Publié le 24/04/2012
Après avoir éconduit la presse, la société SPIE DEN a souhaité s'exprimer hier, par le biais de son président Bruno Aujoulat. Lequel rappelle que deux des trois syndicats de la maison (CFDT et CFTC) ont signé les accords salariaux l'an passé.
La direction de SPIE DEN s'exprime enfin
La direction de SPIE DEN s'exprime enfin
Après avoir éconduit la presse, la société SPIE DEN a souhaité s'exprimer hier, par le biais de son président Bruno Aujoulat. Lequel rappelle que deux des trois syndicats de la maison (CFDT et CFTC) ont signé les accords salariaux l'an passé.

© Le Républicain Lorrain, Mardi le 24 Avril 2012 / THI /

 

 

 

Depuis la semaine dernière, « on a eu quatre propositions de négociations mais conditionnées à un arrêt de la grève ». Ce que les salariés ont refusé, maintenant leur piquet.

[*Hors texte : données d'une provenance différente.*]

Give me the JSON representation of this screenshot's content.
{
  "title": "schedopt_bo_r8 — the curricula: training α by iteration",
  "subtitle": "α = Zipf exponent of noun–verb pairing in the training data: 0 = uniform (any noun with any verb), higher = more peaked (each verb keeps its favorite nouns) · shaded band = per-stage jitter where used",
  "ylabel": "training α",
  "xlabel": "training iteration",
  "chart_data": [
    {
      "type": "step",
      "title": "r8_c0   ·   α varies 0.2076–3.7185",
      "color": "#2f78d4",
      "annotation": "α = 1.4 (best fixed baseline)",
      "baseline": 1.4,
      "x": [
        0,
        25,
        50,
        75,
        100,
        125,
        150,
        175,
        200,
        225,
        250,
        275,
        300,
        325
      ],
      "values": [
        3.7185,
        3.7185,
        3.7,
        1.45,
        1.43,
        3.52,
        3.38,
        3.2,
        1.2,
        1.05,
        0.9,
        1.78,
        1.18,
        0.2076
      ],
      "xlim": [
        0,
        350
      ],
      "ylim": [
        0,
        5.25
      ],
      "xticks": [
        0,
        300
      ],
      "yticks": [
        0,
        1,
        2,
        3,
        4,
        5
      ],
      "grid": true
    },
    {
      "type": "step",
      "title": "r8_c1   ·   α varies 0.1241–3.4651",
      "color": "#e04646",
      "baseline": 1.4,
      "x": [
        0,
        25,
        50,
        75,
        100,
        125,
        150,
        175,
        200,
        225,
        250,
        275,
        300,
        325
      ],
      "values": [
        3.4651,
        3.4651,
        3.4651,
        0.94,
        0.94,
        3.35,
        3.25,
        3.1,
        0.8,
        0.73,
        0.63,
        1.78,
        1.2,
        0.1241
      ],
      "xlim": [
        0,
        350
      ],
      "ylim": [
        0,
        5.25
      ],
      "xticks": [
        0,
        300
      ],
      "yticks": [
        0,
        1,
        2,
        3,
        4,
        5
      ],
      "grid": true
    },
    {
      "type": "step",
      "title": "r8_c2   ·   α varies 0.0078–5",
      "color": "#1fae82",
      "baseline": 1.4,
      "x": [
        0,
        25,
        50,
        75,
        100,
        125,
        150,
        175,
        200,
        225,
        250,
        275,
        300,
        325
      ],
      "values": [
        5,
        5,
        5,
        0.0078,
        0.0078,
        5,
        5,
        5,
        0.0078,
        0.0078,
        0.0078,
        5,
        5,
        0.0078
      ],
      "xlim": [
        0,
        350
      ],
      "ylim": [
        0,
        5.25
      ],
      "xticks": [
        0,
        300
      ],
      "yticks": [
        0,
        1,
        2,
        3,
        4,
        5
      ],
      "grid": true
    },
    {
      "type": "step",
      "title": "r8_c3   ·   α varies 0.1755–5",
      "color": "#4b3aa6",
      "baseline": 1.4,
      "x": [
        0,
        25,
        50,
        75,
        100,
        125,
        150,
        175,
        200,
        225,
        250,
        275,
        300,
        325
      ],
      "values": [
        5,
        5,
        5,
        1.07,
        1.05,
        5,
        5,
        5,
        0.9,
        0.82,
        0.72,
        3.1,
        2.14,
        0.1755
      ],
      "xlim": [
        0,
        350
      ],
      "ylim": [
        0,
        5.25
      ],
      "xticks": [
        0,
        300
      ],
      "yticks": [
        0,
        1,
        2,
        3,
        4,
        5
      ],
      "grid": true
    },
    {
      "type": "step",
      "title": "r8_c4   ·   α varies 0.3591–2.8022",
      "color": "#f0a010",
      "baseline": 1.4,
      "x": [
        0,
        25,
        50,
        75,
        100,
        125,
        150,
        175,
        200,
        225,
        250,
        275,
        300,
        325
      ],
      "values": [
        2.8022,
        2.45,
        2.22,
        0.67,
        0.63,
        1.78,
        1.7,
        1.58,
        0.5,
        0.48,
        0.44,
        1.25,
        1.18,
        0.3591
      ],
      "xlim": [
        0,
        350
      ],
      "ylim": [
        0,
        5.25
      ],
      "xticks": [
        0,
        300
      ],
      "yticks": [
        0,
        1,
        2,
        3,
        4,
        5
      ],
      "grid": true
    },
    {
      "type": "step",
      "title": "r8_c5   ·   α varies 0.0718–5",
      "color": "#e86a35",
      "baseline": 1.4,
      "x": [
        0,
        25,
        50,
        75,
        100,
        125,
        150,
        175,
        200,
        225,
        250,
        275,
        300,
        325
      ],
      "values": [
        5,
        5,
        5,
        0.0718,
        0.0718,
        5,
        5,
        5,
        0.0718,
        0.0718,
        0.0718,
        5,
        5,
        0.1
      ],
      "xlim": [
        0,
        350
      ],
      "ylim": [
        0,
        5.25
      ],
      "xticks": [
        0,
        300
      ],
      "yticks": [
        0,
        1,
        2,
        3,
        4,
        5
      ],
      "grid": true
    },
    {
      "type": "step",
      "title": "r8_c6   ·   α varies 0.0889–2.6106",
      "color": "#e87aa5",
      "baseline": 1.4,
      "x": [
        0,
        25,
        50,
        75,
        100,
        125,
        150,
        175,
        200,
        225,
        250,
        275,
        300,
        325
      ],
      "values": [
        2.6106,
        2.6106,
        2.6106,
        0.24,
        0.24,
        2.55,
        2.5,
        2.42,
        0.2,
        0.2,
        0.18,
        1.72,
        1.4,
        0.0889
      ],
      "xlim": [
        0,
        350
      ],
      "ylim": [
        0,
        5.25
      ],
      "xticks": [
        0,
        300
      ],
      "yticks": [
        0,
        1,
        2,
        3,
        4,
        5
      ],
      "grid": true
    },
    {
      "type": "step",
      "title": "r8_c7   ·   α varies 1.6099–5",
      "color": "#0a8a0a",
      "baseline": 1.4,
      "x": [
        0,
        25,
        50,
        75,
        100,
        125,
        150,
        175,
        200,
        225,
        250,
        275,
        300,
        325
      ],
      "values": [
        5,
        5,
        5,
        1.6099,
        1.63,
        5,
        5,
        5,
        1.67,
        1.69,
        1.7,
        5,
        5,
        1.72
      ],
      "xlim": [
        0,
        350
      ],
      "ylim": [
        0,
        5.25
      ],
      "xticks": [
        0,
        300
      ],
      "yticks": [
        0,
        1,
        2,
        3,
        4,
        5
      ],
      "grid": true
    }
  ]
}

Après les propositions faites vendredi dernier, « nous sommes dans un état d'esprit d'ouverture, affirme le président, c'est la raison pour laquelle nous organisons une réunion demain [NDLR : aujourd'hui], il y aura un échange sur des propositions d'évolution de rémunération au sens large. » Et pour « respecter la représentativité globale de l'entreprise », les trois syndicats CGT, CFDT et CFTC sont invités. C'est justement ce que les salariés de SPIE DEN reprochent à leur direction, puisque CFDT et CFDT ne soutiennent pas cette grève et ont même pallié les absences.

Rémunérations détaillées

Hier soir, le président de SPIE DEN a également souhaité exposer les rémunérations de ses salariés, soit « a minima 1 570 EUR bruts par mois auxquels s'ajoutent des éléments variables ». Pour les locaux, une indemnité de repas de 7,50 EUR, des frais de déplacement entre 7 et 15 EUR selon la distance, des primes de poste variant de 4,90 EUR à 11,23 EUR, des primes de tenue spécifique (casque, Mururoa, etc.) allant de 1,59 EUR à 3,30 EUR par heure de travail. Pour les grands déplacements, il s'agit d'un forfait global calendaire de 71 EUR par jour travaillé et 64 EUR par jour non-travaillé, « ce qui représente 2 050 EUR nets par mois pour quelqu'un parti un mois complet ».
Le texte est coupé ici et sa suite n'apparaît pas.